Si no tuviera esas bolsas grisáceas bajo los ojos, si no fuera por esa panza colgante y gelatinosa, si esa portentosa nariz semita no se pareciera tanto a una carta topográfica... Aunque si se piensa en ello, todos los profetas fueron unos borrachos, pues aquello era demasiado angustioso: uno lo sabe todo, pero nadie lo cree. Si en la plantilla de los departamentos introdujeran el cargo de profeta, tendrían que ponerlo a un nivel no inferior al de consejero secreto, para reforzar su autoridad. Pero, con toda seguridad, eso tampoco ayudaría...

—Por pesimismo sistemático que conduce a subvertir la disciplina del servicio y la fe en un futuro razonable, ordeno: lapidar al consejero secreto Gólem en la plaza del cadalso.

—Solamente soy consejero colegiado —dijo Gólem con un sonido de asombro—. Además, ¿qué profetas hay en nuestro tiempo? No conozco a ninguno. Muchos falsos profetas, pero ninguno verdadero. En nuestro tiempo no se puede prever el futuro, es una violación del idioma. ¿Qué diría si leyera que Shakespeare ha escrito «prever el presente»? ¿Acaso es posible prever un armario en el dormitorio propio? Ahí viene mi inspector. ¿Cómo se siente, inspector?

—Maravillosamente —dijo Pavor, tomando asiento—. Camarero, un coñac doble. Allí, en el vestíbulo, hay cuatro tipos aguantando a nuestro pintor. Le están explicando dónde se encuentra la entrada al restaurante. Decidí no inmiscuirme, pues él no cree en nadie y se pelea... ¿De qué armarios estáis hablando?

Estaba seco, elegante y fresco, y olía a agua de colonia.

—Hablamos del futuro —dijo Gólem.

—¿Qué sentido tiene hablar del futuro? —objetó Pavor—. No se habla del futuro, se construye. He aquí una copa de coñac. Está llena. Yo la dejo vacía. De esta manera. Un hombre inteligente dijo que el futuro no se podía prever, pero se podía inventar.

—Otro hombre inteligente dijo —apuntó Víktor— que el futuro no existe, solamente existe el presente.

—No me gusta la filosofía clásica —dijo Pavor—. Esos no eran capaces de nada y no deseaban nada. Simplemente les gustaba meditar, igual que a Gólem le gusta beber. El futuro es un presente cuidadosamente neutralizado.

—Cuando en presencia mía —dijo Gólem—, un civil empieza a razonar como un militar, comienzo a sentir algo extraño.

—Los militares nunca razonan —objetó Pavor—. Sólo tienen reflejos y sienten algunas emociones.

—Es igual en la mayoría de los civiles —dijo Víktor, mientras se palpaba la nuca.

—Ahora nadie tiene tiempo de razonar —explicó Pavor—. Ni los civiles, ni los militares. Ahora hay que moverse deprisa. Si te interesa el futuro, invéntalo a la mayor brevedad, al paso, según los reflejos y las emociones.

—Los inventores, al infierno —respondió Víktor.

Se sentía ebrio y alegre. Todo estaba en su lugar.

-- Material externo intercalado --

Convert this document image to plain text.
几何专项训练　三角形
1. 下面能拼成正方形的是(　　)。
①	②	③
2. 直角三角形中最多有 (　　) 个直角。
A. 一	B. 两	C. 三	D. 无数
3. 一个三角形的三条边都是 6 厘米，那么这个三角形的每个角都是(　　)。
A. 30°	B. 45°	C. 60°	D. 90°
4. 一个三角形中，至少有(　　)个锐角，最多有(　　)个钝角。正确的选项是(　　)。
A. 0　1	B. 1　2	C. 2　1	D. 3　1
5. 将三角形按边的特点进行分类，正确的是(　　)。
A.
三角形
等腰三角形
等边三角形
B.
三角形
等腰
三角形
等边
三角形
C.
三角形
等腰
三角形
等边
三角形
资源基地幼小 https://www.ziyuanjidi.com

No quería ir a ninguna parte, quería permanecer allí, en aquel salón vacío, oscuro, todavía no muy antiguo, pero que ya mostraba manchones húmedos en las paredes, tenía el parqué combado y olía a cocina, sobre todo al recordar que afuera, en todo el mundo, llovía, que la lluvia caía sobre los adoquines de las calles, sobre los techos a dos aguas, la lluvia que bañaba montañas e inundaba llanuras, y en algún momento las barrería, cosa que no ocurriría pronto... aunque si lo pensaba, ahora era imposible mencionar algo que no ocurriría pronto. Sí, amigos míos, hace tiempo que pasó aquel momento en que el futuro era la repetición del presente y todos los cambios asomaban más allá del horizonte. Gólem tiene razón, en el mundo no existe futuro alguno, se ha fundido con el presente y ahora es imposible saber qué cosa es qué.

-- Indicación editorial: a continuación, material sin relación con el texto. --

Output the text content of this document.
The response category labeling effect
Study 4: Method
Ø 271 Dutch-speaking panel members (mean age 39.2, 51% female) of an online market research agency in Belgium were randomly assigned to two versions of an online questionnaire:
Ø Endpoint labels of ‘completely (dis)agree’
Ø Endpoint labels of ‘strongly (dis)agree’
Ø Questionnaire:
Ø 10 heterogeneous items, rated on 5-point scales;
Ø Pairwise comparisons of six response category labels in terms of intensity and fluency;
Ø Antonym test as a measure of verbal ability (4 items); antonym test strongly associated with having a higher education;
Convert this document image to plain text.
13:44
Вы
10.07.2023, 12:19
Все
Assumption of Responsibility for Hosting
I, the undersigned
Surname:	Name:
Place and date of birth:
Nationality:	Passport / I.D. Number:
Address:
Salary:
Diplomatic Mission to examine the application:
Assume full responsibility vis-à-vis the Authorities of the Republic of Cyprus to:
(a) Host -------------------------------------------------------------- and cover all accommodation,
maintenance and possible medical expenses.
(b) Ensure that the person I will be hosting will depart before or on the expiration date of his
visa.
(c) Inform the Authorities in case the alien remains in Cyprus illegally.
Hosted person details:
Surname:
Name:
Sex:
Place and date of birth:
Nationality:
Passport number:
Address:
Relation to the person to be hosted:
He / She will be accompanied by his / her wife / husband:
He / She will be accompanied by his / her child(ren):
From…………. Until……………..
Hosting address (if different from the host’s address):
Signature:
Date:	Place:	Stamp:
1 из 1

—¡Violado por un mohoso! —dijo Pavor, malévolo.

En las puertas del restaurante apareció el doctor R. Kvadriga. Estuvo parado allí varios segundos, examinando con mucha atención las filas de mesitas vacías; a continuación se le aclaró el rostro y, balanceándose hacia delante, se dirigió a su lugar.

—¿Por qué los llama mohosos? —preguntó Víktor—. ¿Están mohosos a causa de la lluvia?